The Plaintiff cannot be blocked by Defendants and their attorney simply taking it upon themselves what or not they will disclose. The Defendants have to be ordered to disclose all discovery requested of them and pay sanctions and damages for non-compliance thus far. United Nuclear Corp. v. General Atomic Co. 96 N.M. 155, 629 P.2d 231 (1980) appeal dismissed 451 US 901, 101 Supreme Court 1966, 68 L.Ed 2d 289 (1981) “Such as where illicit attempt to conceal information or gross disregard for discovery, the willfulness to sustain the severe sanctions may be predicated upon either an illicit attempt to conceal damaging information, or a gross disregard for the requirements of the discovery process.”

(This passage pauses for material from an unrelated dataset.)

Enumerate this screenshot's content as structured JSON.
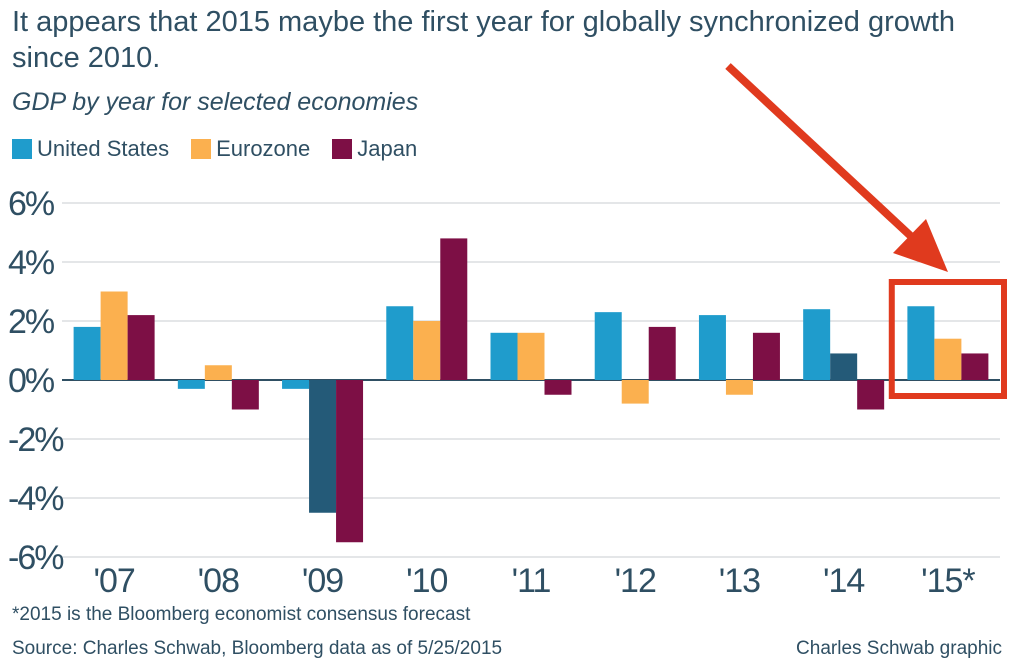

Respectfully submitted by:________________________________________
David Derringer, Pro-Se Box 7431 Albuquerque, New Mexico 87194
CERTIFICATE OF SERVICE April 9, 2013
I hereby certify that I delivered a copy of this pleading for filing to:
Second Judicial District Court
400 Lomas NW
Albuquerque, New Mexico 87102
I hereby certify that I hand delivered a copy of this pleading to Defendant Jackson at:
423 6th St. NW. Albuquerque, New Mexico 87102
mailed to Floyd Wilson for Barrie Crowe Defendant at:
Floyd Wilson
12480 Hwy. 14 North. Ste. 105
Cedar Crest, NM 87008
and mailed to the attorneys for Geraldine and Warren Crowe at:
O’Brien & Padilla P.C.
6000 Indian School Road NE Suite 200
Albuquerque, New Mexico 87110
[1] The husband-wife relationship is the permanent one —“what God has joined together, let man not separate” (Matthew 19:6).
[2] Marriage takes two individuals and creates a new single entity. There is to be such sharing and oneness in every aspect (physical, emotional, intellectual, financial, social) the resulting unity can be best described as “one flesh.”
3 When there is greater sharing and emotional support gained from a continuing parent-child relationship than from the husband-wife relationship, the oneness within the marriage is being threatened, resulting in an imbalance. When an adult child has married and this parent-child relationship remains primary, the newly formed union is threatened.